All of Brazil was suffering, as deep down everyone knew that losing to Japan in a World Cup was already a possibility. In 1998, when the Japanese debuted in a World Cup, Brazil was a footballing empire. Now they sit at the same table. Ancelotti, aware that he had to be brave, replaced Paquetá at halftime and finally brought on Endrick, the young forward whom he had previously condemned to obscurity. And the change worked for Brazil, which began to pressure the Japanese, and gave work to Zion Suzuki, the magnificent Parma goalkeeper, son of a Jamaican and a Japanese.

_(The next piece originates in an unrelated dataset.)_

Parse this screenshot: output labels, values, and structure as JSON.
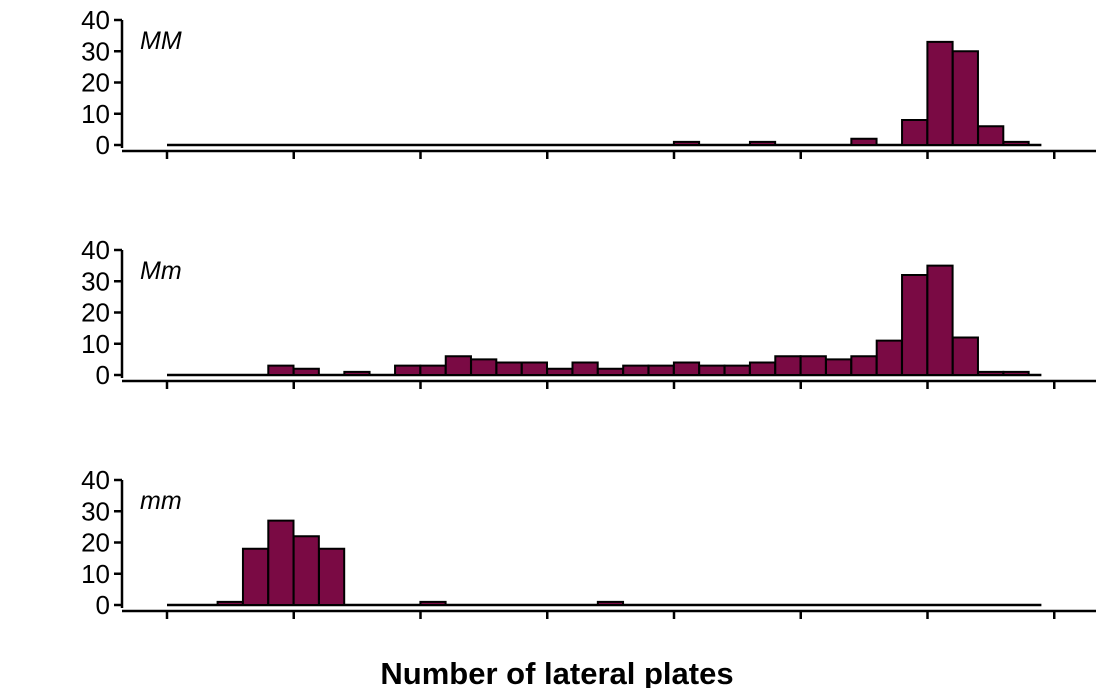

But after two saves, he could no longer avoid the draw from a Brazilian team that was now biting. After a play in which the Japanese defense cleared the ball off the goal line, a cross from Gabriel Magalhaes was headed in by Casemiro. The ex-Madrid player, one of the most criticized for his play, took advantage of Japan's struggles with crosses from the sidelines to score the equalizer. The match, perhaps too slow in the first half, was improving, with Japanese attacks occasionally puncturing Brazil, a team that, once it found itself in difficulty, improved its play with plays from Rayan and one from Vinícius that ended up hitting the post. Brazil was growing as the match progressed. Japan tried to keep calm, ordered in defense, but sometimes, no matter how hard you work, you can't change history. Brazil, orphaned of joy, maintained its competitive spirit and in almost the last play of the match Gabriel Martinelli prevented extra time with a cross shot that Suzuki was on the verge of saving. When the ball entered the goal, the Brazilians began to go out into the street, happy. Their next opponent will be Norway or Ivory Coast. A new very tough match, but while it doesn't arrive, it's time to celebrate that their team is moving forward. Without being enchanting, but winning. Just as Ancelotti likes it, the veteran Italian coach capable of always surprising. Who knows if he can give the Brazilians their sixth World Cup just as he has the film director Paolo Sorrentino with him making a documentary. It would be very cinematic, if Brazil becomes champion again after so many criticisms and problems.